The compositions and methods of the appended claims are not limited in scope by the specific compositions and methods described herein, which are intended as illustrations of a few aspects of the claims. Any compounds, compositions, and methods that are functionally equivalent are intended to fall within the scope of the claims. Various modifications of the compounds, compositions, and methods in addition to those shown and described herein are intended to fall within the scope of the appended claims. Further, while only certain representative compounds, components, compositions, and method steps disclosed herein are specifically described, other combinations of the compounds, components, compositions, and method steps also are intended to fall within the scope of the appended claims, even if not specifically recited. Thus, a combination of steps, elements, components, or constituents may be explicitly mentioned herein or less, however, other combinations of steps, elements, components, and constituents are included, even though not explicitly stated.

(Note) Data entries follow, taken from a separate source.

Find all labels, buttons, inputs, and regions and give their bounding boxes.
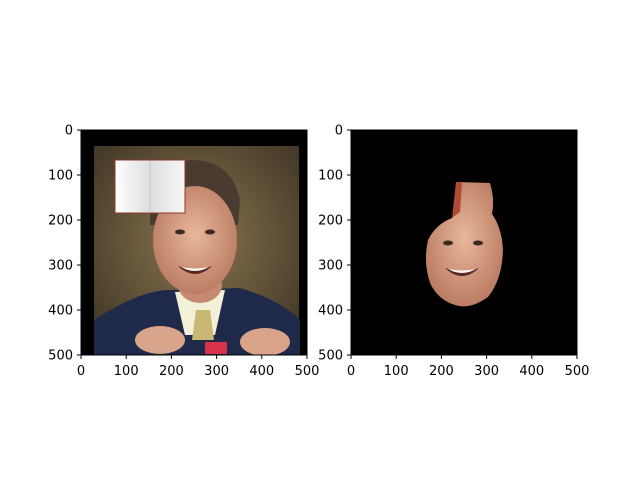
- left-x-tick-label: 500: [295, 364, 320, 379]
- left-x-axis: 0 100 200 300 400 500: [77, 355, 320, 379]
- right-x-tick-label: 400: [519, 364, 544, 379]
- left-x-tick-label: 300: [204, 364, 229, 379]
- left-y-tick-label: 300: [48, 259, 73, 274]
- right-teeth: [448, 269, 476, 273]
- right-image-panel: 0 100 200 300 400 500 0 100 200 300 400 500: [318, 124, 589, 380]
- left-x-tick-label: 0: [77, 364, 85, 379]
- right-y-tick-label: 300: [318, 259, 343, 274]
- right-y-tick-label: 200: [318, 214, 343, 229]
- left-y-tick-label: 100: [48, 169, 73, 184]
- left-hand-1: [135, 326, 185, 354]
- left-x-tick-label: 100: [114, 364, 139, 379]
- right-x-tick-label: 500: [565, 364, 590, 379]
- right-x-tick-label: 0: [347, 364, 355, 379]
- right-y-tick-label: 500: [318, 349, 343, 364]
- right-axes-frame: [350, 129, 578, 356]
- left-y-tick-label: 500: [48, 349, 73, 364]
- left-axes-frame: [80, 129, 308, 356]
- left-y-tick-label: 200: [48, 214, 73, 229]
- right-y-tick-label: 0: [335, 124, 343, 139]
- left-image-panel: 0 100 200 300 400 500 0 100 200 300 400 500: [48, 124, 319, 380]
- left-eye-2: [205, 229, 215, 235]
- right-eye-1: [443, 240, 453, 246]
- left-teeth: [181, 267, 209, 271]
- right-x-tick-label: 100: [384, 364, 409, 379]
- right-x-axis: 0 100 200 300 400 500: [347, 355, 590, 379]
- left-eye-1: [175, 229, 185, 235]
- right-eye-2: [473, 240, 483, 246]
- left-x-tick-label: 400: [249, 364, 274, 379]
- left-red-card: [205, 342, 227, 354]
- right-x-tick-label: 300: [474, 364, 499, 379]
- left-y-axis: 0 100 200 300 400 500: [48, 124, 81, 364]
- left-y-tick-label: 0: [65, 124, 73, 139]
- left-x-tick-label: 200: [159, 364, 184, 379]
- right-y-tick-label: 400: [318, 304, 343, 319]
- left-tie: [192, 310, 214, 340]
- right-x-tick-label: 200: [429, 364, 454, 379]
- right-y-tick-label: 100: [318, 169, 343, 184]
- right-hair-edge: [452, 182, 462, 218]
- right-y-axis: 0 100 200 300 400 500: [318, 124, 351, 364]
- right-masked-face: [425, 182, 503, 307]
- left-hand-2: [240, 328, 290, 355]
- left-y-tick-label: 400: [48, 304, 73, 319]
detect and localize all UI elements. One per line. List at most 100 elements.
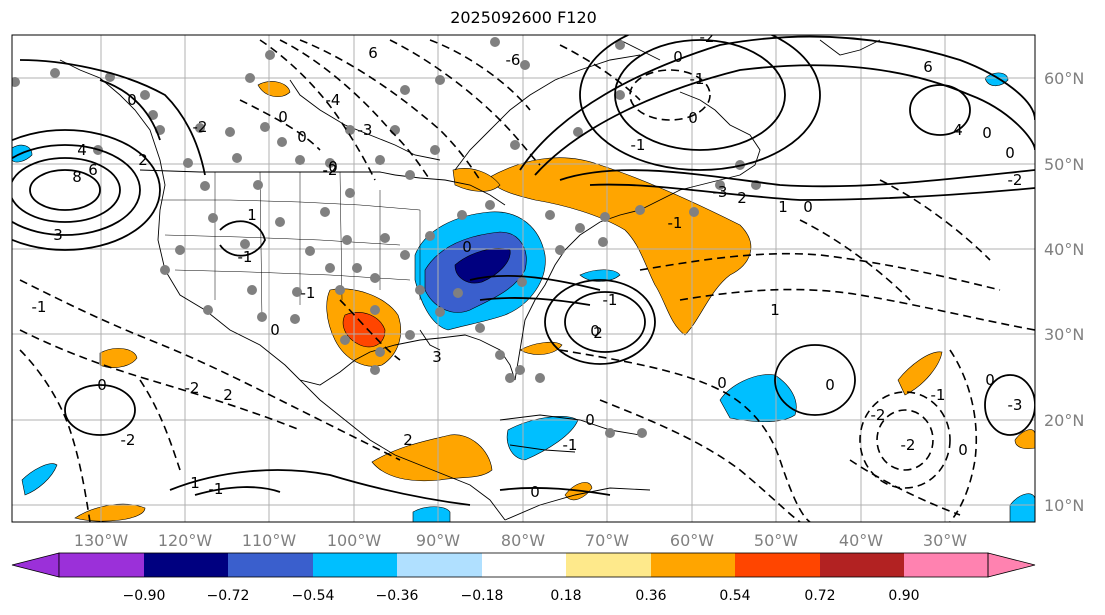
contour-label: -2 xyxy=(871,406,886,424)
contour-label: 0 xyxy=(585,411,595,429)
lat-tick: 50°N xyxy=(1044,155,1084,174)
lon-tick: 70°W xyxy=(585,531,629,550)
contour-label: -2 xyxy=(121,431,136,449)
colorbar-tick: 0.18 xyxy=(550,588,581,604)
map-title: 2025092600 F120 xyxy=(450,8,597,27)
lon-tick: 120°W xyxy=(158,531,213,550)
contour-label: 4 xyxy=(953,121,963,139)
contour-label: 1 xyxy=(770,301,780,319)
contour-label: -1 xyxy=(668,214,683,232)
graticule xyxy=(12,35,1035,522)
lat-tick-labels: 60°N 50°N 40°N 30°N 20°N 10°N xyxy=(1044,69,1084,515)
lon-tick: 90°W xyxy=(416,531,460,550)
colorbar-bin xyxy=(228,553,313,577)
contour-label: 0 xyxy=(1005,144,1015,162)
shade-blue-caribbean xyxy=(506,416,579,461)
contour-label: 0 xyxy=(297,128,307,146)
contour-label: 8 xyxy=(72,168,82,186)
contour-label: 3 xyxy=(432,348,442,366)
contour-label: 4 xyxy=(77,141,87,159)
contour-label: -2 xyxy=(185,379,200,397)
shade-blue-sa2 xyxy=(1009,493,1035,522)
lon-tick-labels: 130°W 120°W 110°W 100°W 90°W 80°W 70°W 6… xyxy=(74,531,967,550)
contour-label: 0 xyxy=(985,371,995,389)
colorbar-bin xyxy=(735,553,820,577)
contour-label: 0 xyxy=(717,374,727,392)
contour-label: 0 xyxy=(673,48,683,66)
colorbar-bin xyxy=(482,553,566,577)
lat-tick: 30°N xyxy=(1044,325,1084,344)
colorbar-bin xyxy=(651,553,735,577)
contour-labels: 0 2 4 6 8 3 -2 -1 0 0 -2 0 6 -4 -3 -6 0 … xyxy=(32,28,1023,501)
contour-label: -3 xyxy=(1008,396,1023,414)
colorbar-tick: 0.72 xyxy=(804,588,835,604)
lon-tick: 130°W xyxy=(74,531,129,550)
contour-label: -1 xyxy=(603,291,618,309)
contour-label: 1 xyxy=(778,198,788,216)
contour-label: -1 xyxy=(301,284,316,302)
shade-blue-sa xyxy=(412,506,451,522)
colorbar-tick: −0.54 xyxy=(292,588,335,604)
contour-label: -2 xyxy=(323,161,338,179)
contour-label: 0 xyxy=(590,322,600,340)
state-borders xyxy=(160,171,421,321)
contour-label: 2 xyxy=(593,324,603,342)
contour-label: -2 xyxy=(193,118,208,136)
colorbar: −0.90 −0.72 −0.54 −0.36 −0.18 0.18 0.36 … xyxy=(11,552,1036,604)
lon-tick: 80°W xyxy=(501,531,545,550)
contour-label: 0 xyxy=(278,108,288,126)
contour-label: 0 xyxy=(127,91,137,109)
shade-blue-atlantic xyxy=(719,374,797,422)
contour-label: -1 xyxy=(931,386,946,404)
lon-tick: 60°W xyxy=(670,531,714,550)
shade-orange-gulf-north xyxy=(452,168,501,192)
shade-navy-east-us xyxy=(454,248,511,284)
contours-dashed xyxy=(19,39,1035,522)
colorbar-arrow-high xyxy=(987,552,1036,578)
contour-label: 0 xyxy=(328,158,338,176)
colorbar-tick: 0.54 xyxy=(719,588,750,604)
contour-label: 0 xyxy=(462,238,472,256)
lon-tick: 40°W xyxy=(839,531,883,550)
lat-tick: 10°N xyxy=(1044,496,1084,515)
contour-label: -1 xyxy=(238,248,253,266)
contour-label: 1 xyxy=(190,474,200,492)
contour-label: -3 xyxy=(713,183,728,201)
contour-label: 0 xyxy=(825,376,835,394)
contour-label: 0 xyxy=(530,483,540,501)
colorbar-bin xyxy=(397,553,482,577)
colorbar-tick: −0.18 xyxy=(461,588,504,604)
shaded-fields xyxy=(12,72,1035,522)
colorbar-bin xyxy=(144,553,228,577)
map-frame xyxy=(11,34,1036,523)
lon-tick: 30°W xyxy=(923,531,967,550)
contour-label: -6 xyxy=(506,51,521,69)
shade-orange-fl xyxy=(519,341,563,355)
contour-label: -3 xyxy=(358,121,373,139)
colorbar-bin xyxy=(59,553,144,577)
contour-label: -2 xyxy=(901,436,916,454)
map-panel: 0 2 4 6 8 3 -2 -1 0 0 -2 0 6 -4 -3 -6 0 … xyxy=(12,28,1035,522)
contour-label: 0 xyxy=(982,124,992,142)
contour-label: 2 xyxy=(737,189,747,207)
lon-tick: 110°W xyxy=(242,531,297,550)
contour-label: 6 xyxy=(923,58,933,76)
lat-tick: 20°N xyxy=(1044,411,1084,430)
contour-label: -4 xyxy=(326,91,341,109)
shade-orange-atl xyxy=(897,351,943,396)
contour-label: -2 xyxy=(700,28,715,46)
colorbar-tick: −0.90 xyxy=(123,588,166,604)
contour-label: -2 xyxy=(1008,171,1023,189)
contour-label: 0 xyxy=(97,376,107,394)
contour-label: -1 xyxy=(563,436,578,454)
colorbar-tick: 0.90 xyxy=(888,588,919,604)
contour-label: 6 xyxy=(368,44,378,62)
shade-orange-sw xyxy=(74,503,146,522)
contour-label: -1 xyxy=(32,298,47,316)
contour-label: 0 xyxy=(688,109,698,127)
colorbar-tick: −0.36 xyxy=(376,588,419,604)
contours-solid xyxy=(12,35,1035,506)
contour-label: 0 xyxy=(270,321,280,339)
lat-tick: 40°N xyxy=(1044,240,1084,259)
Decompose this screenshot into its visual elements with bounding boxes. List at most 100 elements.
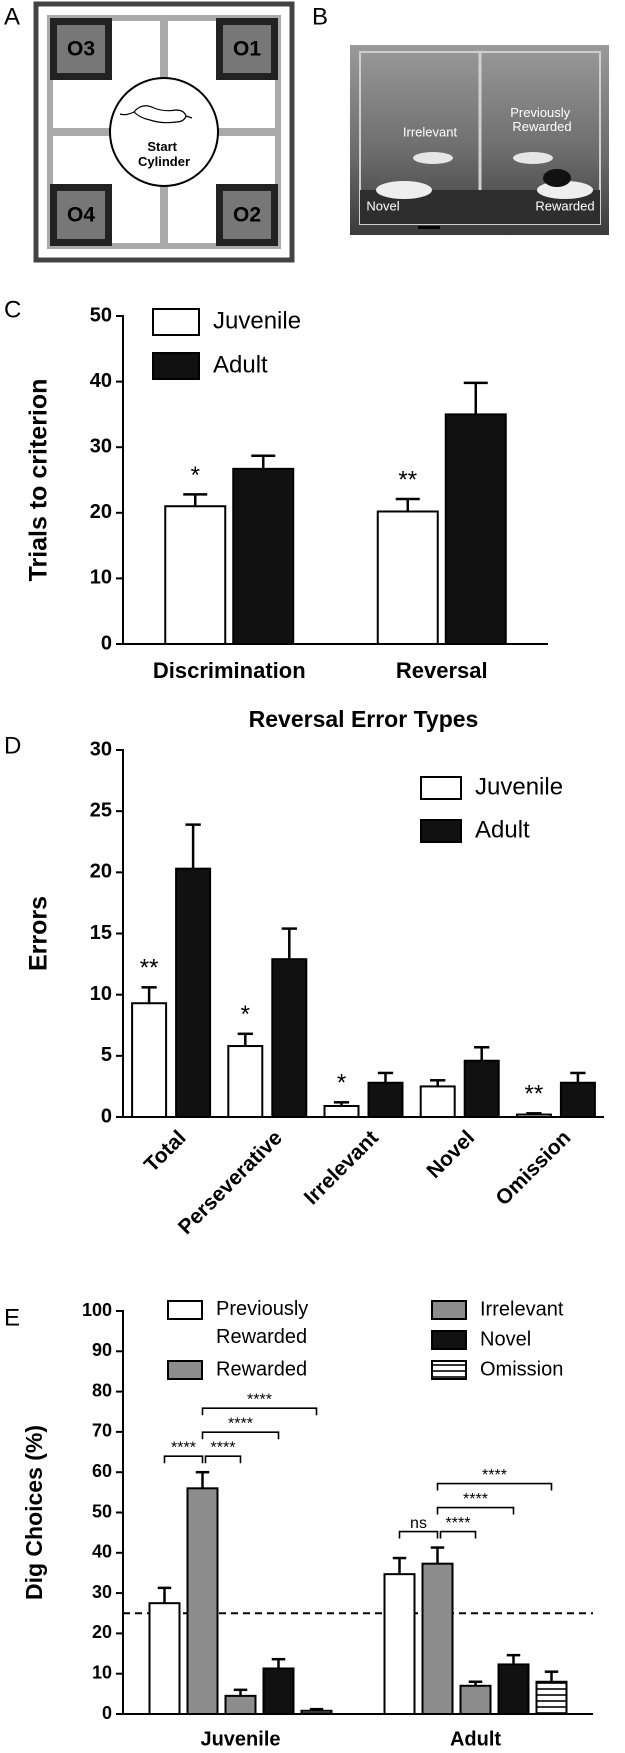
bar (421, 1562, 454, 1716)
photo-label: Irrelevant (403, 124, 458, 139)
object-fill (223, 191, 271, 239)
comparison-label: ns (410, 1515, 427, 1532)
object-fill (223, 25, 271, 73)
object-box: O1 (216, 18, 278, 80)
panel-letter: A (4, 3, 20, 30)
object-fill (57, 191, 105, 239)
x-tick-label: Discrimination (153, 658, 306, 683)
photo-scale-bar (418, 226, 440, 229)
y-tick-label: 40 (92, 1542, 112, 1562)
bar (262, 1667, 295, 1716)
legend-swatch (431, 1330, 467, 1350)
object-fill (57, 25, 105, 73)
x-tick-label: Adult (450, 1728, 501, 1750)
x-tick-label: Perseverative (174, 1126, 287, 1239)
bar (164, 505, 227, 645)
y-tick-label: 30 (90, 738, 112, 760)
panel-letter: D (4, 732, 21, 759)
y-tick-label: 10 (90, 983, 112, 1005)
y-tick-label: 5 (101, 1044, 112, 1066)
bar (227, 1045, 264, 1118)
comparison-label: **** (482, 1467, 507, 1484)
photo-label: Rewarded (535, 198, 594, 213)
bar (271, 958, 308, 1118)
legend-swatch (431, 1360, 467, 1380)
photo-mouse (543, 169, 571, 187)
comparison-bracket (201, 1431, 280, 1440)
bar (131, 1002, 168, 1118)
bar (376, 510, 439, 645)
y-axis-label: Trials to criterion (25, 379, 53, 582)
comparison-bracket (398, 1530, 439, 1539)
y-tick-label: 70 (92, 1421, 112, 1441)
y-tick-label: 25 (90, 799, 112, 821)
legend-swatch (152, 352, 200, 380)
legend-label: Juvenile (213, 307, 301, 334)
significance-label: * (337, 1070, 346, 1097)
y-tick-label: 10 (90, 567, 112, 589)
bar (186, 1487, 219, 1715)
bar (463, 1059, 500, 1119)
y-tick-label: 90 (92, 1340, 112, 1360)
y-tick-label: 30 (92, 1582, 112, 1602)
panel-letter: E (4, 1304, 20, 1331)
comparison-label: **** (247, 1391, 272, 1408)
bar-chart: C Trials to criterion 0 10 20 30 40 50 Discrimin… (4, 296, 548, 683)
legend-label: Rewarded (216, 1358, 307, 1380)
y-tick-label: 20 (92, 1622, 112, 1642)
center-label: Start Cylinder (138, 139, 190, 169)
photo-label: Previously Rewarded (510, 105, 574, 134)
legend-label: Novel (480, 1328, 531, 1350)
legend-swatch (152, 308, 200, 336)
x-tick-label: Juvenile (200, 1728, 280, 1750)
panel-letter: B (312, 3, 328, 30)
significance-label: * (191, 462, 200, 489)
comparison-bracket (436, 1506, 515, 1515)
photo-bowl (413, 152, 453, 164)
y-tick-label: 20 (90, 501, 112, 523)
y-tick-label: 10 (92, 1662, 112, 1682)
arena-photo: B Irrelevant Previously Rewarded Novel R… (312, 3, 609, 235)
bar (232, 467, 295, 645)
comparison-bracket (163, 1455, 204, 1464)
comparison-bracket (436, 1482, 553, 1491)
legend-swatch (431, 1300, 467, 1320)
y-axis-label: Dig Choices (%) (21, 1425, 47, 1600)
arena-diagram: A O3 O1 O4 O2 Start Cylinder (4, 1, 295, 263)
bar (444, 413, 507, 645)
legend-label: Adult (475, 816, 530, 843)
object-box: O3 (50, 18, 112, 80)
legend-swatch (420, 776, 462, 800)
comparison-bracket (204, 1455, 242, 1464)
bar (175, 867, 212, 1118)
legend-swatch (167, 1360, 203, 1380)
y-tick-label: 60 (92, 1461, 112, 1481)
comparison-label: **** (211, 1439, 236, 1456)
bar (383, 1573, 416, 1716)
comparison-bracket (439, 1530, 477, 1539)
bar (300, 1709, 333, 1716)
y-axis-label: Errors (25, 896, 53, 971)
x-tick-label: Total (140, 1126, 191, 1177)
legend-label: Omission (480, 1358, 563, 1380)
comparison-label: **** (171, 1439, 196, 1456)
y-tick-label: 0 (101, 1105, 112, 1127)
y-tick-label: 0 (102, 1703, 112, 1723)
significance-label: ** (140, 955, 159, 982)
y-tick-label: 40 (90, 370, 112, 392)
photo-bowl (376, 181, 432, 199)
y-tick-label: 50 (92, 1501, 112, 1521)
photo-label: Novel (366, 198, 399, 213)
y-tick-label: 80 (92, 1380, 112, 1400)
bar (367, 1081, 404, 1119)
legend-label: Irrelevant (480, 1298, 564, 1320)
y-tick-label: 30 (90, 435, 112, 457)
object-label: O2 (233, 204, 261, 227)
bar (559, 1081, 596, 1119)
mouse-icon (119, 105, 193, 124)
bar-chart: E Dig Choices (%) 0 10 20 30 40 50 60 70 80 90 100 Ju… (4, 1298, 593, 1750)
object-label: O3 (67, 38, 95, 61)
x-tick-label: Novel (422, 1126, 479, 1183)
comparison-bracket (201, 1407, 318, 1416)
x-tick-label: Omission (491, 1126, 575, 1210)
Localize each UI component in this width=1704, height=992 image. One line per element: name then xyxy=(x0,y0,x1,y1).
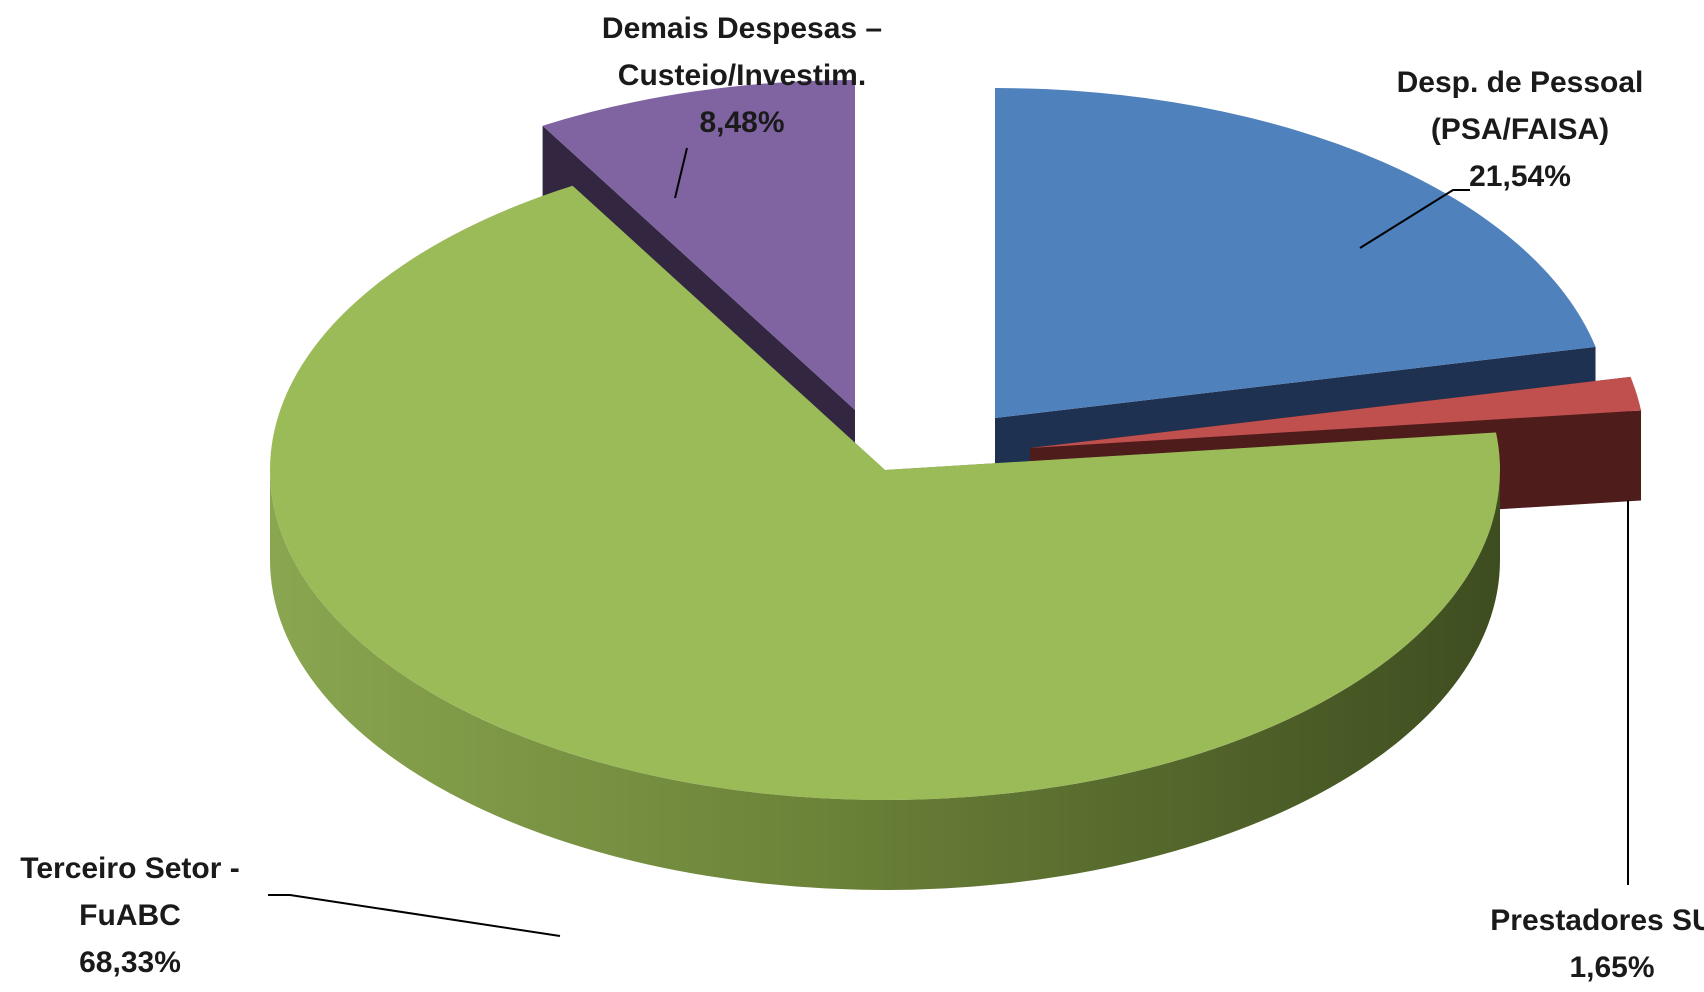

The term “comprising” and variations thereof as used herein is used synonymously with the term “including” and variations thereof and are open, non-limiting terms. Although the terms “comprising” and “including” have been used herein to describe various embodiments, the terms “consisting essentially of” and “consisting of” can be used in place of “comprising” and “including” to provide for more specific embodiments of the invention and are also disclosed. Other than where noted, all numbers expressing geometries, dimensions, and so forth used in the specification and claims are to be understood at the very least, and not as an attempt to limit the application of the doctrine of equivalents to the scope of the claims, to be construed in light of the number of significant digits and ordinary rounding approaches.

Unless defined otherwise, all technical and scientific terms used herein have the same meanings as commonly understood by one of skill in the art to which the disclosed invention belongs. Publications cited herein and the materials for which they are cited are specifically incorporated by reference.